Daniel and Irwin (l968) pointed out that muscular contractile activity in the stomach was rhythmic and propagated in a well co-ordinated way. Rhythmic contractions in unanaesthetized man recurred at a mean frequency of 3 per minute and in the dog at 5 per minute. Regular, propagated electrical activity was associated with this regular contractile activity. The rhythm of the elctrical activity was the same whether the stomach was contracting or inactive; during contractile activity, a second electrical component appeared. In the inactive stomach the rhythmically occurring electrical complex, previously called the basic electric rhythm (BER) or pacesetter potential, was termed the "initial potential" or "initial polarization" by Daniel and Irwin (l968). It seemed to commence some 15 to 20 cm above the pylorus in human subjects and was normally propagated toward the pylorus; both the size and the rate of propagation of the initial potential increased as it progressed. In the anaesthetized dog it had a propagation velocity of 0.1 to 0.2 cm per second near its origin, increasing to 1.5 to 4.0 cm per second in the antrum. The same general scheme had been noted previously by Carlson et al. (l966). According to Daniel and Irwin (l968) the more rapid spread of electrical activity over the antrum presumably provided the mechanism responsible for its behaviour as a motor unit.

In the active or contracting stomach, a second electrical deflection occurred, corresponding in time to the mechanically recorded contractile activity.
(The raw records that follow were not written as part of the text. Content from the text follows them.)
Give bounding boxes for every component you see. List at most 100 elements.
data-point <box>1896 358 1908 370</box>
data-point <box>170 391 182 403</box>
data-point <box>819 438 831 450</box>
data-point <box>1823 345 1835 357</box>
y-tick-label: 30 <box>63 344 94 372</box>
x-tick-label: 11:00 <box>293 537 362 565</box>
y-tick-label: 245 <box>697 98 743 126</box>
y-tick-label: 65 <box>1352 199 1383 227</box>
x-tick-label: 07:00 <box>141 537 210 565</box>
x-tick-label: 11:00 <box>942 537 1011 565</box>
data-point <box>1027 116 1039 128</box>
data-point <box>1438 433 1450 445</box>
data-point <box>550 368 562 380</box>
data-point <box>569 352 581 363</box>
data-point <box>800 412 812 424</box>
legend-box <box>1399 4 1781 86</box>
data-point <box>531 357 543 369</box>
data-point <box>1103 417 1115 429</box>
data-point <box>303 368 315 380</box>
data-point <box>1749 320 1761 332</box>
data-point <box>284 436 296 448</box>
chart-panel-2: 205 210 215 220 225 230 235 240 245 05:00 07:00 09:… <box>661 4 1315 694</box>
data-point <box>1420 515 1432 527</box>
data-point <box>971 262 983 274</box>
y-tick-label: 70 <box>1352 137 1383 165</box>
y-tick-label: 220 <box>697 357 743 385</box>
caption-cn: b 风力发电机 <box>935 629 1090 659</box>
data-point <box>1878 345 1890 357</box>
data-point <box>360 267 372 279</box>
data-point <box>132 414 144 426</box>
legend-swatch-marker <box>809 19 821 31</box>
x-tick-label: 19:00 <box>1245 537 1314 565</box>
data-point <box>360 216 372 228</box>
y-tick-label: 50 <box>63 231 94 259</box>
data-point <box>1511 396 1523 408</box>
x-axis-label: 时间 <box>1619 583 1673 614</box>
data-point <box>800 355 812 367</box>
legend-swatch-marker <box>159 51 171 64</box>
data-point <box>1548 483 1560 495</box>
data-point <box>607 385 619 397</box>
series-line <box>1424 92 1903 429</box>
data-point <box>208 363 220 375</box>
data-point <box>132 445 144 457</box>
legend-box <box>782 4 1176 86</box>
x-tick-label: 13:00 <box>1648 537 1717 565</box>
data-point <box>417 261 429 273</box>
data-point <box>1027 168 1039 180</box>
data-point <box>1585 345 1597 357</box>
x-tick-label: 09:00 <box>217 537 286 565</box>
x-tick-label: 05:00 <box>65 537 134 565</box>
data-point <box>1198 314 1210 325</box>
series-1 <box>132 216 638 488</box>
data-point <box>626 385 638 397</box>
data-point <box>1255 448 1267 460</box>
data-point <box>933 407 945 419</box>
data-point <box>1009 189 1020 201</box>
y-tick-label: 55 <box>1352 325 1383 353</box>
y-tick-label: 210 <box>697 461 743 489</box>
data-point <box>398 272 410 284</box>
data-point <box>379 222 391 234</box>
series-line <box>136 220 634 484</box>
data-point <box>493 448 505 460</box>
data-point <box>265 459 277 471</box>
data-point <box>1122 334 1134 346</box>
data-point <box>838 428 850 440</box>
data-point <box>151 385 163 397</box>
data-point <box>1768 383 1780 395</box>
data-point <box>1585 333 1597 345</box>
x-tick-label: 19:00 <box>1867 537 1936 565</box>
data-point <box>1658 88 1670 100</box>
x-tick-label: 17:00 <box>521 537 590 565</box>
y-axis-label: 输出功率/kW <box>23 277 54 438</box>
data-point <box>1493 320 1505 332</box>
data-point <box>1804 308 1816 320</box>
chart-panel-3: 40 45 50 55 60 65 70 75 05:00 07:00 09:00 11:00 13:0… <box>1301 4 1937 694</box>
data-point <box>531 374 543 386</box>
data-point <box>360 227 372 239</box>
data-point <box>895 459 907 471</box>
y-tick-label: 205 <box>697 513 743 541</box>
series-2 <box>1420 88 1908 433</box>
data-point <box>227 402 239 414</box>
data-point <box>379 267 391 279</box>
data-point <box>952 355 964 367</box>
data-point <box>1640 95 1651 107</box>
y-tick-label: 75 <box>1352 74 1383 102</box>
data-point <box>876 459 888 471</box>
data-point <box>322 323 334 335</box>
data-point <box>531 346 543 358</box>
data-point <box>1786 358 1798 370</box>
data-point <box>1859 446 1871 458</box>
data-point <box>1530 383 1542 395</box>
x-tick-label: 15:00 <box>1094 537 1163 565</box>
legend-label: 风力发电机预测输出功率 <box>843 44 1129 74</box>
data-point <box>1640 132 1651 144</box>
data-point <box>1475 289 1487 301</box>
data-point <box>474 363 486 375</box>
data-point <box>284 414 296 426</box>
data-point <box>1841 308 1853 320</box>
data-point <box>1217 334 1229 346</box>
This had previously been called "spiking potentials", "fast activity" or "action potential"; Daniel and Irwin (l968) suggested the term "second potential". It was phased by the initial potential and was typically recorded as a prolonged negative deflection, or as a series of negative spikes. Spikes were usually seen only in the terminal 2.0 or 3.0 cm of the dog antrum.

Abolishing contractile activity with moderate doses of catecholamines or atropine was associated with disappearance of the second potential according to Daniel and Irwin (l968). Activation of contraction in a previously inactive stomach resulted in the reappearance of second potentials. Thus it appeared that second potentials were associated with, or initiated, the contractile process. The second potential, unlike the initial potential, was not propagated; it could be produced locally by the local intra- arterial infusion of acetylcholine, without appearing at electrodes a few millimeters distant in either direction. It was surmized that the second potential as well as its associated contractile activity might be produced or affected by local release of chemical mediators or neurohormones, i.e. it appeared to be under local control.